Survey Sampling Size, Bias & Other Considerations

When undertaking survey research, aside from understanding your target population and what kind of data to derive from them for your survey research, researchers need to decide on a sample size. This does not necessarily need to occur before deciding on the best survey sampling methods for an investigation.

Instead, it is apt to start with an approximate number of respondents in your sample, while identifying an exact size after you settled on a sampling method. This is because researchers may come upon factors that change the proper sample size for their studies. Additionally, facets such as budget and availability come into play.

Researchers also ought to note that both probability and non-probability sampling methods run the risk of developing a survey bias. These biases take place in various situations. These include omitting respondents from hard-to-recruit groups, straying from sampling rules, replacing already opted-in individuals with others, low response rates and others.

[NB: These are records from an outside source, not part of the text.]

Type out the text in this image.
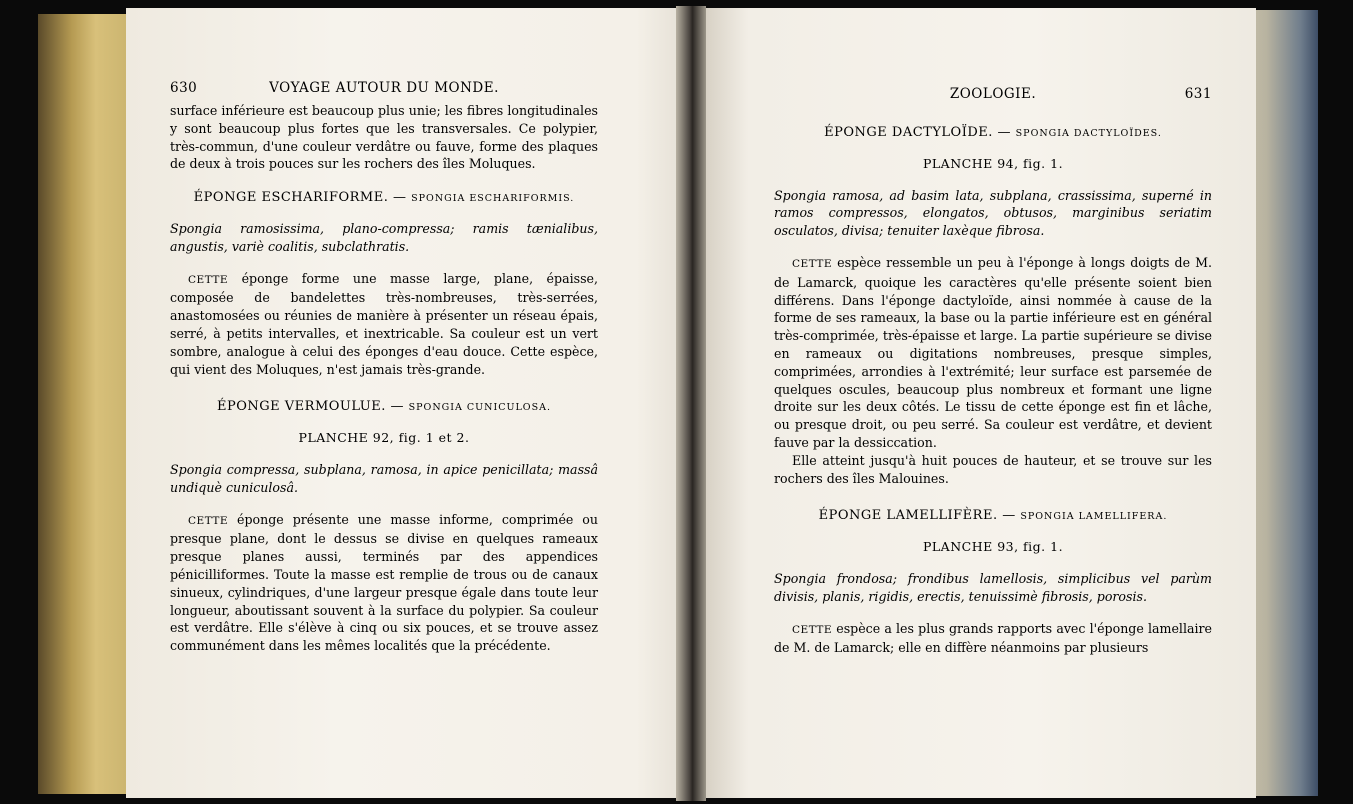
630	VOYAGE AUTOUR DU MONDE.

surface inférieure est beaucoup plus unie; les fibres longitudinales y sont beaucoup plus fortes que les transversales. Ce polypier, très-commun, d'une couleur verdâtre ou fauve, forme des plaques de deux à trois pouces sur les rochers des îles Moluques.

ÉPONGE ESCHARIFORME. — SPONGIA ESCHARIFORMIS.

Spongia ramosissima, plano-compressa; ramis tænialibus, angustis, variè coalitis, subclathratis.

CETTE éponge forme une masse large, plane, épaisse, composée de bandelettes très-nombreuses, très-serrées, anastomosées ou réunies de manière à présenter un réseau épais, serré, à petits intervalles, et inextricable. Sa couleur est un vert sombre, analogue à celui des éponges d'eau douce. Cette espèce, qui vient des Moluques, n'est jamais très-grande.

ÉPONGE VERMOULUE. — SPONGIA CUNICULOSA.
PLANCHE 92, fig. 1 et 2.

Spongia compressa, subplana, ramosa, in apice penicillata; massâ undiquè cuniculosâ.

CETTE éponge présente une masse informe, comprimée ou presque plane, dont le dessus se divise en quelques rameaux presque planes aussi, terminés par des appendices pénicilliformes. Toute la masse est remplie de trous ou de canaux sinueux, cylindriques, d'une largeur presque égale dans toute leur longueur, aboutissant souvent à la surface du polypier. Sa couleur est verdâtre. Elle s'élève à cinq ou six pouces, et se trouve assez communément dans les mêmes localités que la précédente.

ZOOLOGIE.	631
ÉPONGE DACTYLOÏDE. — SPONGIA DACTYLOÏDES.
PLANCHE 94, fig. 1.

Spongia ramosa, ad basim lata, subplana, crassissima, superné in ramos compressos, elongatos, obtusos, marginibus seriatim osculatos, divisa; tenuiter laxèque fibrosa.

CETTE espèce ressemble un peu à l'éponge à longs doigts de M. de Lamarck, quoique les caractères qu'elle présente soient bien différens. Dans l'éponge dactyloïde, ainsi nommée à cause de la forme de ses rameaux, la base ou la partie inférieure est en général très-comprimée, très-épaisse et large. La partie supérieure se divise en rameaux ou digitations nombreuses, presque simples, comprimées, arrondies à l'extrémité; leur surface est parsemée de quelques oscules, beaucoup plus nombreux et formant une ligne droite sur les deux côtés. Le tissu de cette éponge est fin et lâche, ou presque droit, ou peu serré. Sa couleur est verdâtre, et devient fauve par la dessiccation.

Elle atteint jusqu'à huit pouces de hauteur, et se trouve sur les rochers des îles Malouines.

ÉPONGE LAMELLIFÈRE. — SPONGIA LAMELLIFERA.
PLANCHE 93, fig. 1.

Spongia frondosa; frondibus lamellosis, simplicibus vel parùm divisis, planis, rigidis, erectis, tenuissimè fibrosis, porosis.

CETTE espèce a les plus grands rapports avec l'éponge lamellaire de M. de Lamarck; elle en diffère néanmoins par plusieurs
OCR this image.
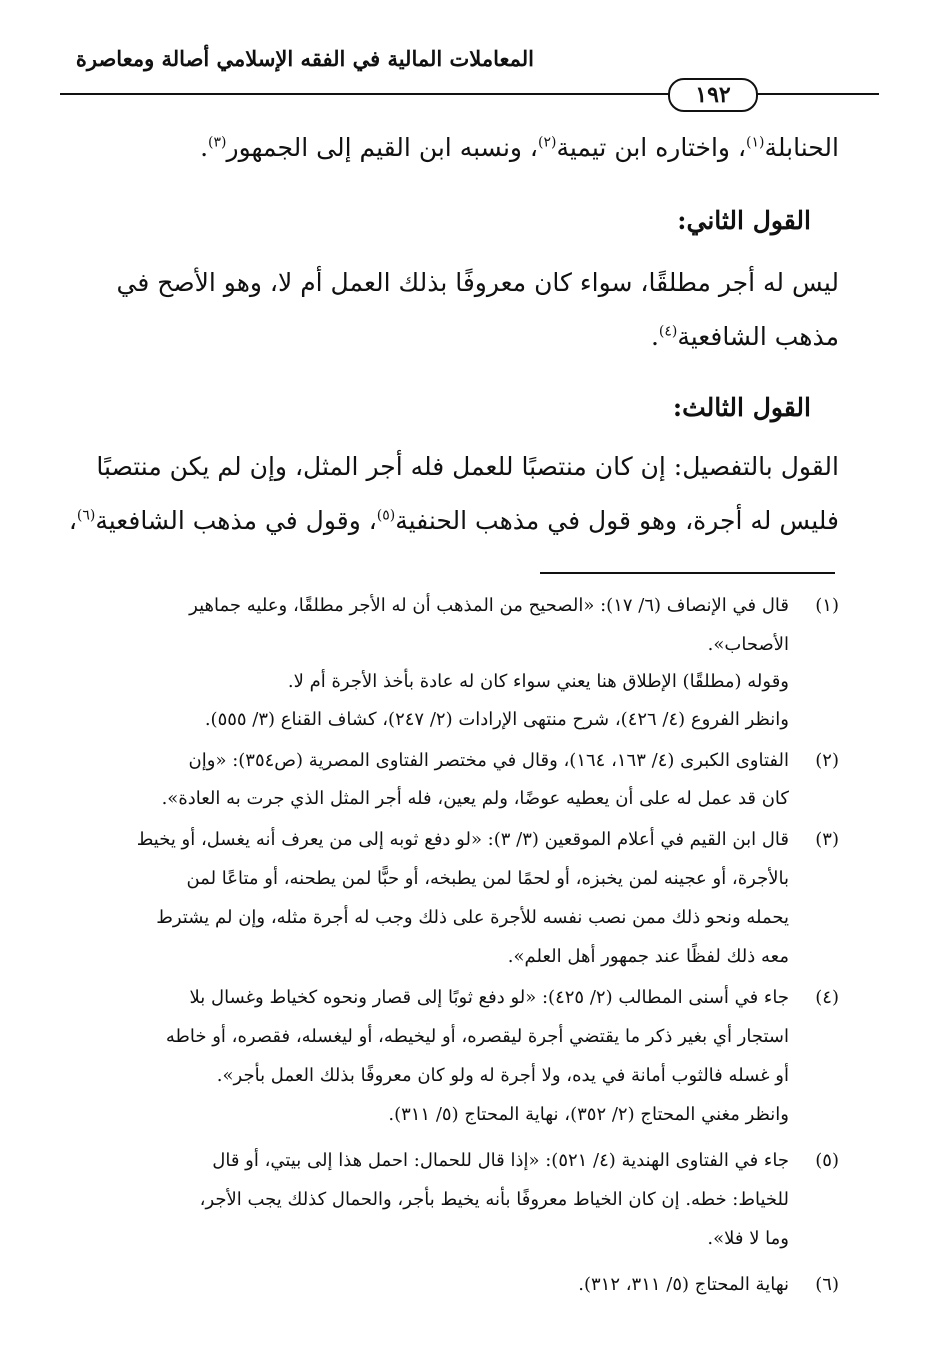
المعاملات المالية في الفقه الإسلامي أصالة ومعاصرة
١٩٢
الحنابلة$^{(١)}$، واختاره ابن تيمية$^{(٢)}$، ونسبه ابن القيم إلى الجمهور$^{(٣)}$.
القول الثاني:
ليس له أجر مطلقًا، سواء كان معروفًا بذلك العمل أم لا، وهو الأصح في
مذهب الشافعية$^{(٤)}$.
القول الثالث:
القول بالتفصيل: إن كان منتصبًا للعمل فله أجر المثل، وإن لم يكن منتصبًا
فليس له أجرة، وهو قول في مذهب الحنفية$^{(٥)}$، وقول في مذهب الشافعية$^{(٦)}$،
(١)
قال في الإنصاف (٦/ ١٧): «الصحيح من المذهب أن له الأجر مطلقًا، وعليه جماهير
الأصحاب».
وقوله (مطلقًا) الإطلاق هنا يعني سواء كان له عادة بأخذ الأجرة أم لا.
وانظر الفروع (٤/ ٤٢٦)، شرح منتهى الإرادات (٢/ ٢٤٧)، كشاف القناع (٣/ ٥٥٥).
(٢)
الفتاوى الكبرى (٤/ ١٦٣، ١٦٤)، وقال في مختصر الفتاوى المصرية (ص٣٥٤): «وإن
كان قد عمل له على أن يعطيه عوضًا، ولم يعين، فله أجر المثل الذي جرت به العادة».
(٣)
قال ابن القيم في أعلام الموقعين (٣/ ٣): «لو دفع ثوبه إلى من يعرف أنه يغسل، أو يخيط
بالأجرة، أو عجينه لمن يخبزه، أو لحمًا لمن يطبخه، أو حبًّا لمن يطحنه، أو متاعًا لمن
يحمله ونحو ذلك ممن نصب نفسه للأجرة على ذلك وجب له أجرة مثله، وإن لم يشترط
معه ذلك لفظًا عند جمهور أهل العلم».
(٤)
جاء في أسنى المطالب (٢/ ٤٢٥): «لو دفع ثوبًا إلى قصار ونحوه كخياط وغسال بلا
استجار أي بغير ذكر ما يقتضي أجرة ليقصره، أو ليخيطه، أو ليغسله، فقصره، أو خاطه
أو غسله فالثوب أمانة في يده، ولا أجرة له ولو كان معروفًا بذلك العمل بأجر».
وانظر مغني المحتاج (٢/ ٣٥٢)، نهاية المحتاج (٥/ ٣١١).
(٥)
جاء في الفتاوى الهندية (٤/ ٥٢١): «إذا قال للحمال: احمل هذا إلى بيتي، أو قال
للخياط: خطه. إن كان الخياط معروفًا بأنه يخيط بأجر، والحمال كذلك يجب الأجر،
وما لا فلا».
(٦)
نهاية المحتاج (٥/ ٣١١، ٣١٢).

Another critical issue to consider is that your survey vehicle, the tool you will use to design and deploy your survey. A strong online survey platform can help you avoid biases and will offer a modern survey sampling method. One of the latest and most potent techniques is RDE (Random Device Engagement), which can reach a massive sample and incorporate several of the methods listed above.  

Businesses and researchers in other industries should therefore consider using this survey sampling method.

Frequently asked questions

What is a survey sampling method?

The survey sampling method refers to the technique used to choose individuals to participate in a survey.

Why are survey sampling methods necessary?

In order to gain accurate information about a population, researchers must select participants who provide a good representation of that population. Survey sampling methods provide a way of selecting participants that will best represent the targeted population.

What is a target population?

A target population is a narrowly defined group of people that will be studied in order to draw conclusions about a wider population.

What is probability sampling?

Also called random sampling, probability sampling is a sampling technique in which participants are chosen at random from a larger population.

What is a survey sample size?

A survey sample size is the number of individuals who have been chosen from the target population to participate in a survey.